Добавить в цитаты Настройки чтения

Страница 44 из 80

Люди глядели на самолет по преимуществу молча и, Киму показалось, без выражения. Как на что-то не имеющее к ним отношения. Предмет из другого измерения, вот как это называется! Так смотрят на скелет кита в Зоологическом музее: уж настолько большой, что кажется ненастоящим.

Летчик Савостьянов, указывало радио, жив, почти невредим и награжден. Ушел с парашютом. Но ведь мог погибнуть — как на барана чихнуть! Решился, рискнул жизнью.

Ким искал в себе, сможет ли рискнуть сам.

129

— Фил Филыч, стишок презанятный, — протянул Арбузов листок в линейку. — Смотри.

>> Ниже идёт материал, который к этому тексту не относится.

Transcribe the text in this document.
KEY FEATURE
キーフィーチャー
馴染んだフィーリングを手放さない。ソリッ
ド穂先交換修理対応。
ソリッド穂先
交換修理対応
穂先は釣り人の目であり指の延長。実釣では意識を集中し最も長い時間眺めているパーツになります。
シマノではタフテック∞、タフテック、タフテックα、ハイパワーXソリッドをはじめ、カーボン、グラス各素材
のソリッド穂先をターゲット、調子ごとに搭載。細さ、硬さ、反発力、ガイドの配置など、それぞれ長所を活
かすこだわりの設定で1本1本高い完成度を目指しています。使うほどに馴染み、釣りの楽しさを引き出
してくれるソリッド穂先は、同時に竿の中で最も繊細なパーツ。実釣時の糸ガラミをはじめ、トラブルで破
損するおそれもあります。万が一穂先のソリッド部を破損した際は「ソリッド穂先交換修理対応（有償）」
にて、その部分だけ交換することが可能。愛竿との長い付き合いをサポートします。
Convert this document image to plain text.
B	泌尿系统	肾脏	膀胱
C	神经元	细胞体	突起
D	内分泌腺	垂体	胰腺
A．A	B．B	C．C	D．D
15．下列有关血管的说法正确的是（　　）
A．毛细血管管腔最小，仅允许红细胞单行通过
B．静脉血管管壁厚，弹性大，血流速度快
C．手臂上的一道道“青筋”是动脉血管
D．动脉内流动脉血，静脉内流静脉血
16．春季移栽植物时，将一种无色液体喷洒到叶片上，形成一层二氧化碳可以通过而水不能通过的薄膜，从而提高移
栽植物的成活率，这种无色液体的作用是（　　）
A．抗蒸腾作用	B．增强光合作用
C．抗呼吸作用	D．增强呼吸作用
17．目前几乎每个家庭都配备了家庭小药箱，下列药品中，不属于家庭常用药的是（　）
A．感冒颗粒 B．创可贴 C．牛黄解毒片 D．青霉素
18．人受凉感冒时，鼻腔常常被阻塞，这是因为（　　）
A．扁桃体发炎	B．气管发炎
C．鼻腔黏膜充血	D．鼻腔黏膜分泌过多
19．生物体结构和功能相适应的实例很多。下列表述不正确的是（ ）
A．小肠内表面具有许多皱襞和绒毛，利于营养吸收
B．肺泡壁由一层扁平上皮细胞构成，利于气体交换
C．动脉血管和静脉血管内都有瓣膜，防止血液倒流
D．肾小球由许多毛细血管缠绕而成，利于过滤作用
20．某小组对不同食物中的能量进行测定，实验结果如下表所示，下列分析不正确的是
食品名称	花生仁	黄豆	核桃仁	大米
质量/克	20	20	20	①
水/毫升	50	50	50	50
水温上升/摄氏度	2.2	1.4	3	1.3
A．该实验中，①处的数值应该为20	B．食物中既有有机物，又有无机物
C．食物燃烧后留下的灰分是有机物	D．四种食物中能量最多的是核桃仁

И почерк-то детский, кажется.

— Хе-хе-хе! — задребезжал Здренко. — И впрямь ребенок похоже писал! Не буквы, а эдакие, хе-хе, крюко-зябрины!

— В конце некоторый сбой. Почему герою стиха неохота маленького? — неясно. За обедом наелся? И слово «бочоночек»… Можно подумать, о бочкотаре пассаж.

— Нет, тут надо бы подробности исследовать, — перечитывал стих Здренко. — Психология-то неясна. Что, сам ребенок сочинил на такую тему?… задорный, прямо скажем, стишок, не без игривости! Не склеивается! Следует вывод — взрослый сочинял. Но что ж это за взрослый такой, позвольте поразмыслить? Это как же: сочинить — и ребенку продиктовать? Не укладывается! Диверсант? Или из этих… Из самих.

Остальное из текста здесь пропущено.